Yahya Staquf Resmi Non-Aktif, Kaukus Muda NU: Percepatan Muktamar Adalah Islah Konstitusional
FORUM KEADILAN – Konflik internal Pengurus Besar Nahdlatul Ulama (PBNU) memasuki fase paling panas setelah Syuriah PBNU resmi menonaktifkan Ketua Umum KH Yahya Cholil Staquf melalui surat edaran bernomor 4785/PB.02/A.II.10.01/99/11/2025 yang terbit pada Selasa, 26/11 dini hari.
Keputusan itu secara efektif menghentikan kewenangan Yahya Staquf sebagai Ketua Umum PBNU per pukul 00.45 WIB.
Keputusan Syuriah yang dikawal Rais Aam KH Miftachul Akhyar tersebut berbasis pada rangkaian rapat sebelumnya dan sejumlah dokumen administratif yang dianggap menuntut klarifikasi dari Ketua Umum. Melalui surat resmi itu, Syuriah menginstruksikan rangkaian langkah penyelesaian konflik yang kini membelah dua struktur tertinggi PBNU.
Di tengah situasi yang makin tegang, Kaukus Muda NU menjadi salah satu pihak yang bersuara paling keras menyikapi perkembangan terbaru. Ketua Kaukus Muda NU, Rikal Dikri, menegaskan bahwa konflik ini sudah pada level yang tidak bisa lagi ditangani dengan pertemuan informal atau kompromi jangka pendek.
Menurut Rikal, satu-satunya jalan penyelesaian yang benar, sah, dan bisa diterima seluruh faksi adalah percepatan Muktamar. Ia menyebut langkah itu bukan sebatas solusi politik, tetapi “Islah Konstitusional” mekanisme perdamaian yang paling sesuai dengan aturan organisasi.
“Percepatan Muktamar adalah Islah Konstitusional. Ini jalan damai yang lahir dari mekanisme AD/ART, bukan sekadar ajakan rukun yang tanpa dasar. Konflik sebesar ini tidak bisa diselesaikan dengan pernyataan damai semata. Harus dikembalikan ke forum tertinggi,” ujar Rikal dalam keterangannya.
Ia menegaskan, ketika dua pucuk kepemimpinan PBNU Syuriah dan Tanfidziyah yang berada dalam tensi berlawanan, maka ruang yang paling tepat untuk memutuskannya hanyalah Muktamar.
Menurutnya, forum itu memiliki legitimasi paling tinggi untuk menentukan siapa yang berwenang memimpin PBNU ke depan.
“Kalau terus dibiarkan, konflik ini hanya akan melebar dan menggerus kepercayaan warga NU. Muktamar adalah tempat membersihkan keruhnya suasana, tempat seluruh jamaah menentukan arah organisasi.
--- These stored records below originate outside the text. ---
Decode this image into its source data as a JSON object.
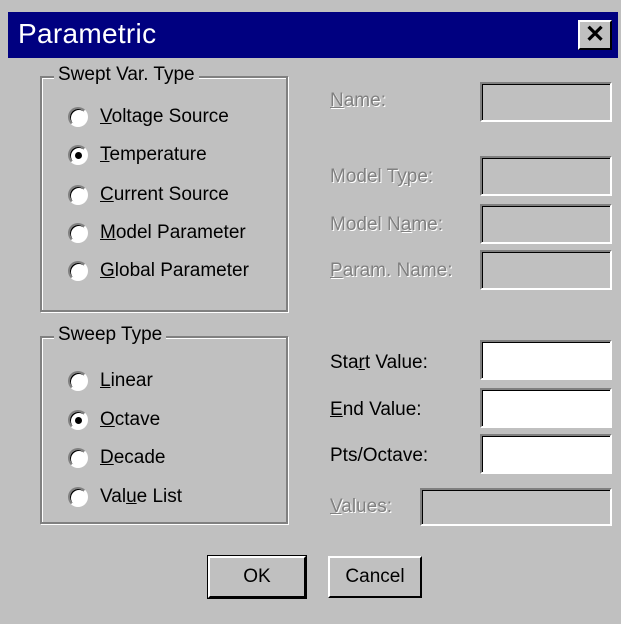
{
  "window": {
    "title": "Parametric",
    "close_glyph": "✕"
  },
  "swept_var_type": {
    "legend": "Swept Var. Type",
    "options": [
      {
        "pre": "",
        "key": "V",
        "post": "oltage Source",
        "selected": false
      },
      {
        "pre": "",
        "key": "T",
        "post": "emperature",
        "selected": true
      },
      {
        "pre": "",
        "key": "C",
        "post": "urrent Source",
        "selected": false
      },
      {
        "pre": "",
        "key": "M",
        "post": "odel Parameter",
        "selected": false
      },
      {
        "pre": "",
        "key": "G",
        "post": "lobal Parameter",
        "selected": false
      }
    ]
  },
  "sweep_type": {
    "legend": "Sweep Type",
    "options": [
      {
        "pre": "",
        "key": "L",
        "post": "inear",
        "selected": false
      },
      {
        "pre": "",
        "key": "O",
        "post": "ctave",
        "selected": true
      },
      {
        "pre": "",
        "key": "D",
        "post": "ecade",
        "selected": false
      },
      {
        "pre": "Val",
        "key": "u",
        "post": "e List",
        "selected": false
      }
    ]
  },
  "fields": {
    "name": {
      "pre": "",
      "key": "N",
      "post": "ame:",
      "value": "",
      "enabled": false
    },
    "model_type": {
      "pre": "Model T",
      "key": "y",
      "post": "pe:",
      "value": "",
      "enabled": false
    },
    "model_name": {
      "pre": "Model N",
      "key": "a",
      "post": "me:",
      "value": "",
      "enabled": false
    },
    "param_name": {
      "pre": "",
      "key": "P",
      "post": "aram. Name:",
      "value": "",
      "enabled": false
    },
    "start_value": {
      "pre": "Sta",
      "key": "r",
      "post": "t Value:",
      "value": "",
      "enabled": true
    },
    "end_value": {
      "pre": "",
      "key": "E",
      "post": "nd Value:",
      "value": "",
      "enabled": true
    },
    "pts_octave": {
      "pre": "Pts/Octave:",
      "key": "",
      "post": "",
      "value": "",
      "enabled": true
    },
    "values": {
      "pre": "",
      "key": "V",
      "post": "alues:",
      "value": "",
      "enabled": false
    }
  },
  "buttons": {
    "ok": "OK",
    "cancel": "Cancel"
  },
  "colors": {
    "titlebar": "#000080",
    "face": "#c0c0c0",
    "disabled_text": "#808080"
  }
}
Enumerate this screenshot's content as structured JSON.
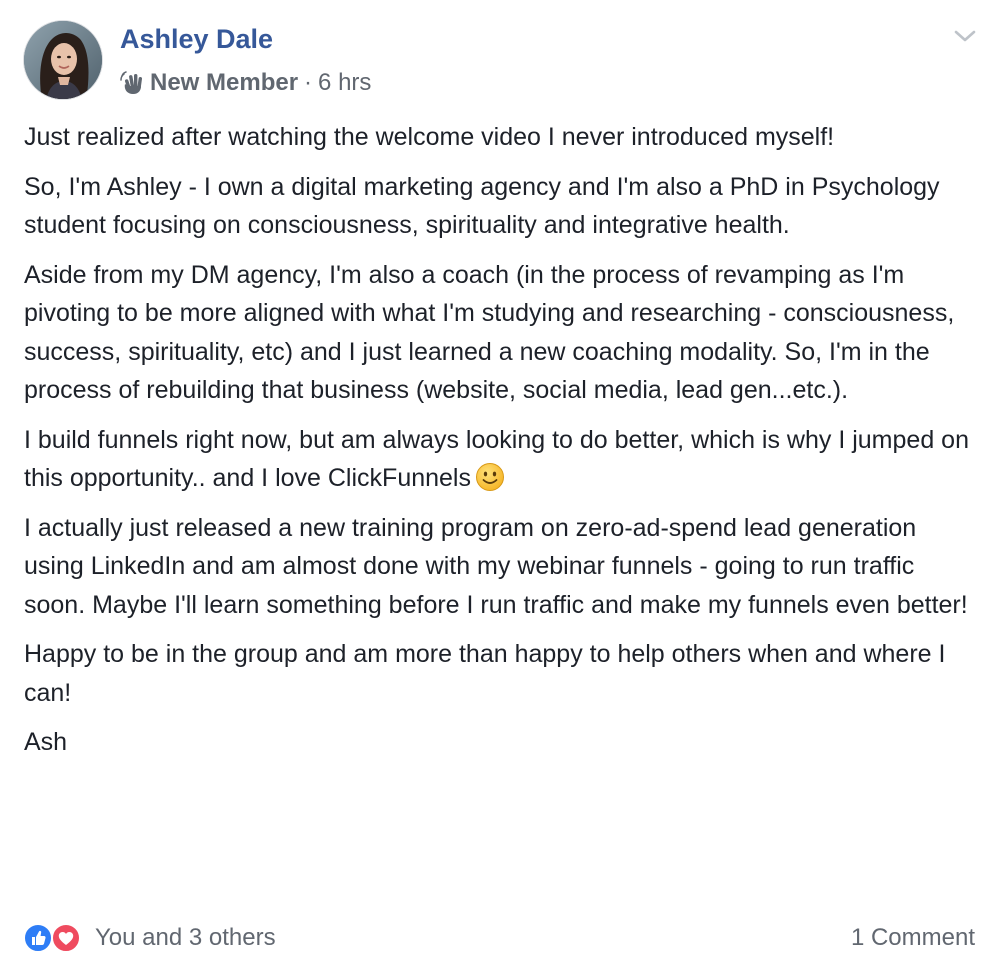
{
  "author": {
    "name": "Ashley Dale",
    "badge": "New Member",
    "separator": "·",
    "time": "6 hrs"
  },
  "post": {
    "paragraphs": [
      "Just realized after watching the welcome video I never introduced myself!",
      "So, I'm Ashley - I own a digital marketing agency and I'm also a PhD in Psychology student focusing on consciousness, spirituality and integrative health.",
      "Aside from my DM agency, I'm also a coach (in the process of revamping as I'm pivoting to be more aligned with what I'm studying and researching - consciousness, success, spirituality, etc) and I just learned a new coaching modality. So, I'm in the process of rebuilding that business (website, social media, lead gen...etc.).",
      "I build funnels right now, but am always looking to do better, which is why I jumped on this opportunity.. and I love ClickFunnels",
      "I actually just released a new training program on zero-ad-spend lead generation using LinkedIn and am almost done with my webinar funnels - going to run traffic soon. Maybe I'll learn something before I run traffic and make my funnels even better!",
      "Happy to be in the group and am more than happy to help others when and where I can!",
      "Ash"
    ]
  },
  "footer": {
    "reactions_text": "You and 3 others",
    "comments_text": "1 Comment"
  },
  "icons": {
    "badge_icon": "wave-hand-icon",
    "menu_icon": "chevron-down-icon",
    "emoji": "smiley-icon",
    "reaction_like": "like-reaction-icon",
    "reaction_love": "love-reaction-icon"
  },
  "colors": {
    "author_link": "#365899",
    "secondary_text": "#616770",
    "body_text": "#1d2129",
    "like_blue": "#2e7df6",
    "love_red": "#ef4b5f"
  }
}
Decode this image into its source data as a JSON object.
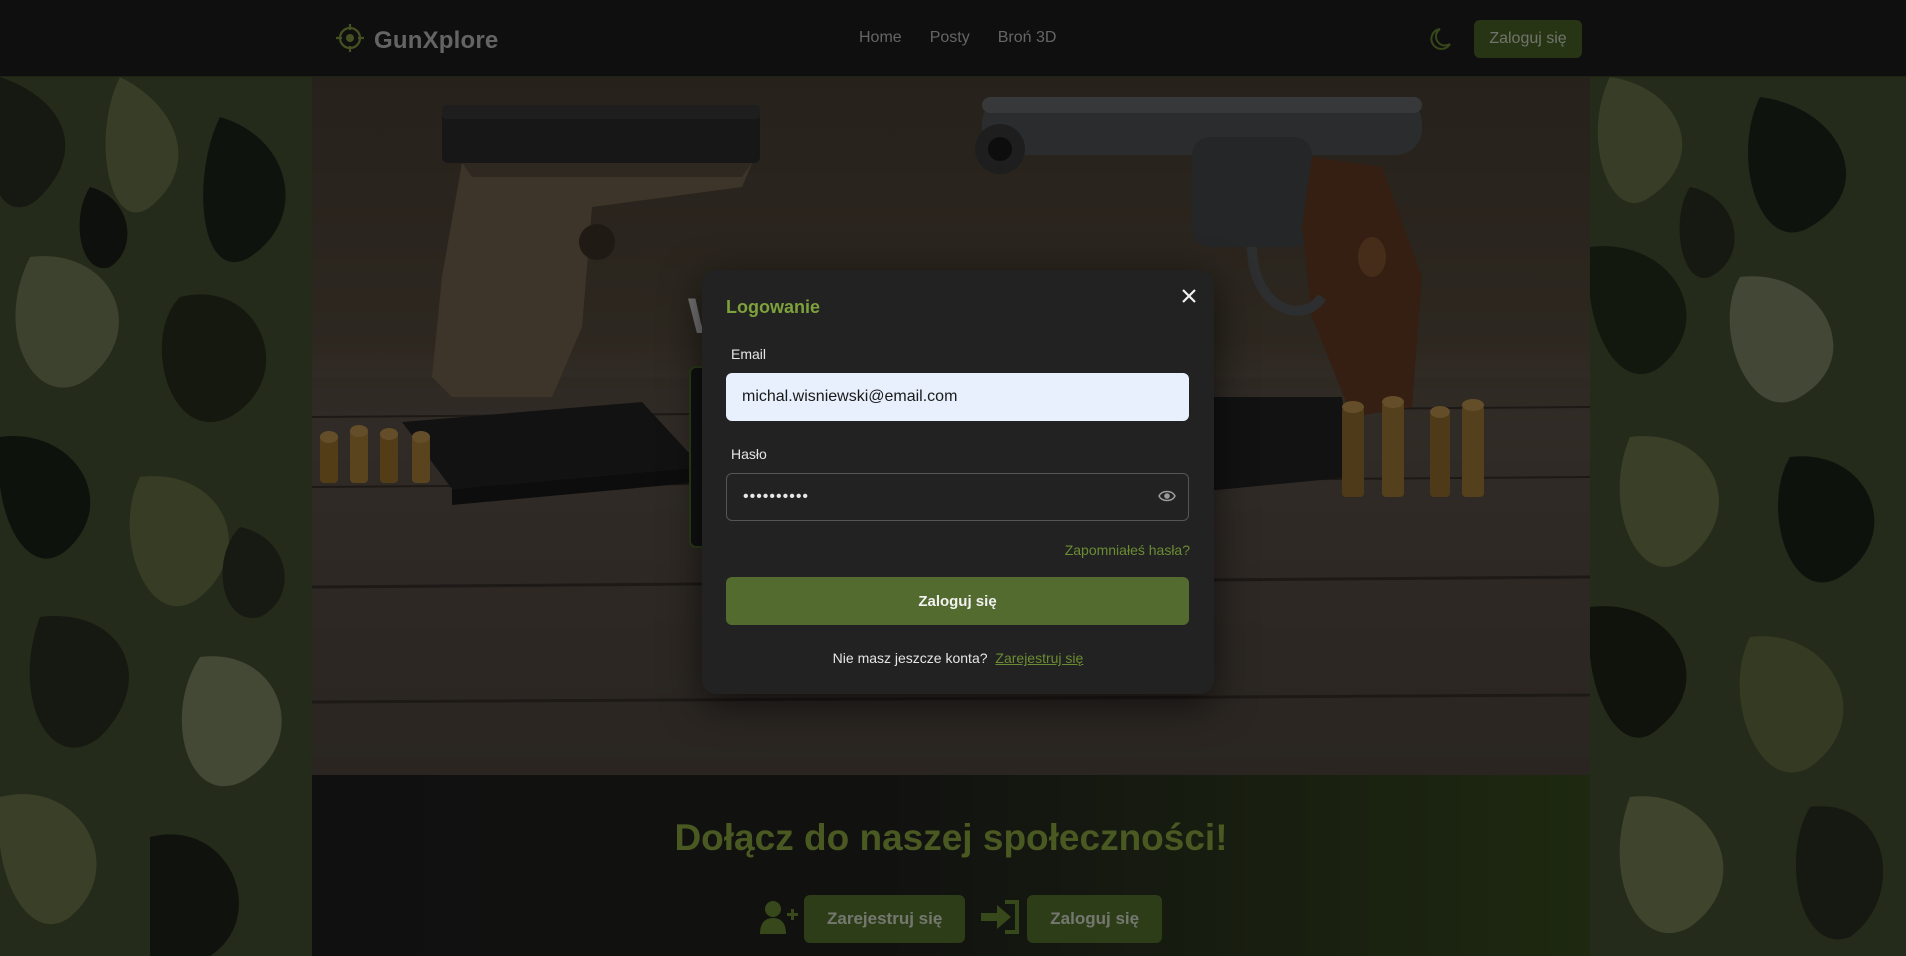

Itu sebabnya kami menyebutnya Islah Konstitusional,” tegasnya.
Kaukus Muda NU menilai percepatan Muktamar bukan hanya langkah penyelamatan organisasi, tetapi juga cara untuk mengembalikan NU ke stabilitas moral dan sosialnya. Situasi politik internal yang berlarut dinilai mengganggu konsentrasi organisasi dalam mengurus umat dan menjalankan agenda-agenda besar di bidang keagamaan serta kemasyarakatan.
Rikal juga menilai bahwa keputusan Syuriah yang menonaktifkan Yahya Staquf harus dilihat sebagai tanda bahwa konflik sudah berada di titik krusial. Ia berharap kedua kubu tidak memperpanjang ketegangan dengan membuat gerakan tambahan yang justru memicu perpecahan lebih besar.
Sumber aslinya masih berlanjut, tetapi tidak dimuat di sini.